In the presence of an implied volatility smile, it is not clear which volatility to use when pricing barrier options in the Black-Scholes framework. A simple, although theoretically not justified, tweak is an approach related to outside barrier options. For these contracts, the payoff is determined by one asset while the barrier trigger is linked to another.

In the two-volatility model, these two assets are perfectly correlated. They have the same initial price and drift parameters but different diffusion coefficients. The payoff is typically determined by a geometric Brownian motion with a volatility equal to the Black-Scholes implied volatility at the strike price. The barrier trigger is determined by the second asset whose diffusion term is equal to the implied volatility at the barrier.

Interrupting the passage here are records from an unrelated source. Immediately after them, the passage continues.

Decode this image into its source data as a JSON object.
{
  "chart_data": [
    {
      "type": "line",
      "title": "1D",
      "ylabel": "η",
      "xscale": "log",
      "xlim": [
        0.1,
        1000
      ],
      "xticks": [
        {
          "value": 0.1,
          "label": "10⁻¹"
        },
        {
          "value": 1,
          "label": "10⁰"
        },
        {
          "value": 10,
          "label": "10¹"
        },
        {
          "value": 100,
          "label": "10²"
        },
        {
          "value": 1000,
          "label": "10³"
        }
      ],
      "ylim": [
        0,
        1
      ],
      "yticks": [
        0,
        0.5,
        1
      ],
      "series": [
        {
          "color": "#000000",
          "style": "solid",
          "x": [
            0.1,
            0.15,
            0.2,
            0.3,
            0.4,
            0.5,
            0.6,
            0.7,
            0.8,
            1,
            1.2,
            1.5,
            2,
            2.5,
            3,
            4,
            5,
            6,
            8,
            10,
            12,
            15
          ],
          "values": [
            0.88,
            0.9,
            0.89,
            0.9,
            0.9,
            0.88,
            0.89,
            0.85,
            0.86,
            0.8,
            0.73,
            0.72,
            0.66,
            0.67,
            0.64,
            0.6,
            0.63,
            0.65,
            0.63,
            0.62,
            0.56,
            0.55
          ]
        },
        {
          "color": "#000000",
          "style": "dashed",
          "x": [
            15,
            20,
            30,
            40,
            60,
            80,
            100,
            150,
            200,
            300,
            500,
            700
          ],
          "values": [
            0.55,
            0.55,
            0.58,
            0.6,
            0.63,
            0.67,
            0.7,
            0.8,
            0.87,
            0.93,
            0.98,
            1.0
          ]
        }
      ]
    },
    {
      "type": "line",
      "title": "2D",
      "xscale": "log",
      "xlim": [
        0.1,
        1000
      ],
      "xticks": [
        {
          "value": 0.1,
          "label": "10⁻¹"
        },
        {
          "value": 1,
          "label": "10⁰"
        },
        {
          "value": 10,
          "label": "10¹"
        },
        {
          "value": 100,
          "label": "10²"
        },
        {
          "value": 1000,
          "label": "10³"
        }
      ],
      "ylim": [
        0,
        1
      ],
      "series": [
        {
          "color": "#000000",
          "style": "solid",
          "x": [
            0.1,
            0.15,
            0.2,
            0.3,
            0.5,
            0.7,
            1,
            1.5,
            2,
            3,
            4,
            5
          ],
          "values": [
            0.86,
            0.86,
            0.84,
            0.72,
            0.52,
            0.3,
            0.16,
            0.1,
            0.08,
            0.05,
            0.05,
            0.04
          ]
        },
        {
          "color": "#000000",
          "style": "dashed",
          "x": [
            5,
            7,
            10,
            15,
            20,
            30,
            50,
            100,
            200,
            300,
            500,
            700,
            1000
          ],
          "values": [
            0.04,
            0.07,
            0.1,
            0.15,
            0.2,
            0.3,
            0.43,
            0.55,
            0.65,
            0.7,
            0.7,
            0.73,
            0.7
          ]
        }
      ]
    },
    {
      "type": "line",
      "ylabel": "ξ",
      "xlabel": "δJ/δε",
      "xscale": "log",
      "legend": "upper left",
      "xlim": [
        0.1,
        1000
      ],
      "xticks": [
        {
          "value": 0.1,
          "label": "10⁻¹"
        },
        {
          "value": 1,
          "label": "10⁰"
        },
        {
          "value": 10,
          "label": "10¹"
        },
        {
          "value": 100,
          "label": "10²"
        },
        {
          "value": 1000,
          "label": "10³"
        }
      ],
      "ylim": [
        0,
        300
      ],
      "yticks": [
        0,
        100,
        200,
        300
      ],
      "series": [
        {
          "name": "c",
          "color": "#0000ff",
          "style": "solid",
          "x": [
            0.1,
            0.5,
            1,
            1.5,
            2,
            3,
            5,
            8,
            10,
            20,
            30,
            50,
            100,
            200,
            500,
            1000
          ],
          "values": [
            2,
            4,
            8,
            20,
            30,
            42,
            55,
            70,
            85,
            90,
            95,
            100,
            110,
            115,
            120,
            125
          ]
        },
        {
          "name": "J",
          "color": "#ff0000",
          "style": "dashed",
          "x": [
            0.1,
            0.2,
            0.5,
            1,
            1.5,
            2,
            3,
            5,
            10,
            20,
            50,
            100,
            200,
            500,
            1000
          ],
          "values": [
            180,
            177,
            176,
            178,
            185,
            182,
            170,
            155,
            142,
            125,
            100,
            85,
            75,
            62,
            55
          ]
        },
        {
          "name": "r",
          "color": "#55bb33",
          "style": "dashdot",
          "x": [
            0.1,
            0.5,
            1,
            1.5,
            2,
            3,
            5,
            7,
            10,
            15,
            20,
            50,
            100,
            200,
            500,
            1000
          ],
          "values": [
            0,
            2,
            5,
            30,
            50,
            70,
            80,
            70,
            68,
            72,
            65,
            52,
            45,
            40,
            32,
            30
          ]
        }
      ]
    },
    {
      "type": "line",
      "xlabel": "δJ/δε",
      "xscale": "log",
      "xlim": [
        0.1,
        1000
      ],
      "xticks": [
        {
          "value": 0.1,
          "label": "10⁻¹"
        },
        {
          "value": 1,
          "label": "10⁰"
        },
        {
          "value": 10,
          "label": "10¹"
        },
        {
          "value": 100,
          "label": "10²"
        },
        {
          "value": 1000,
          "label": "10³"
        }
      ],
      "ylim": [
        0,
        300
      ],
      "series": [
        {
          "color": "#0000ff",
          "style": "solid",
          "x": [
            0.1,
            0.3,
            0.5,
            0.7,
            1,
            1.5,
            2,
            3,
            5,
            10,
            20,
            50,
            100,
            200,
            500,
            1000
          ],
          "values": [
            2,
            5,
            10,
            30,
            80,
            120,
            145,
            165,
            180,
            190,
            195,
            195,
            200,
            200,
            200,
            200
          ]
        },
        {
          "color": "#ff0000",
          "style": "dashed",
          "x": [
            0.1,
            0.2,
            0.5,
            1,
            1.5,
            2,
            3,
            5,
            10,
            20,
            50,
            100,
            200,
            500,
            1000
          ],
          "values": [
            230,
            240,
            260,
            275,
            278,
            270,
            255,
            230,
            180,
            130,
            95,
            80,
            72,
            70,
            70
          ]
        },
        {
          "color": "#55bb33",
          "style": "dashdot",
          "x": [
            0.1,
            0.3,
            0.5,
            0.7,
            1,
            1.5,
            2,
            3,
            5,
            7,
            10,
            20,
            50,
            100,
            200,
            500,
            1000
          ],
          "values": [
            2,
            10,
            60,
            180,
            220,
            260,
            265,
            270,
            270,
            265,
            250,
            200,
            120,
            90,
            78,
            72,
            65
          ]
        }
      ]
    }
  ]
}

Note, that this model is internally inconsistent for pricing barrier options and has to be regarded as a pure tweak to incorporate the volatility smile in some ad-hoc way. If the volatility smile is negatively sloped, as it is typical for equity index options, then the volatility for a downside barrier is higher than the strike volatility. The perfect correlation implies that the barrier asset is strictly below the strike asset when the barrier is being triggered. The model thus assigns zero probability to high payoffs close to the maximum possible intrinsic value, while these events have non-zero probability in reality. Similarly, the model assigns a positive probability to some up-and-out call payoffs that are greater than the difference between barrier and strike.

The general outside barrier pricing formula can e.g. be found in Haug’s book “The complete Guide to Option Pricing Formulas” (McGraw-Hill, 2006). The pricing formula for the down-and-out put that we obtain is the limiting case when the correlation goes to one.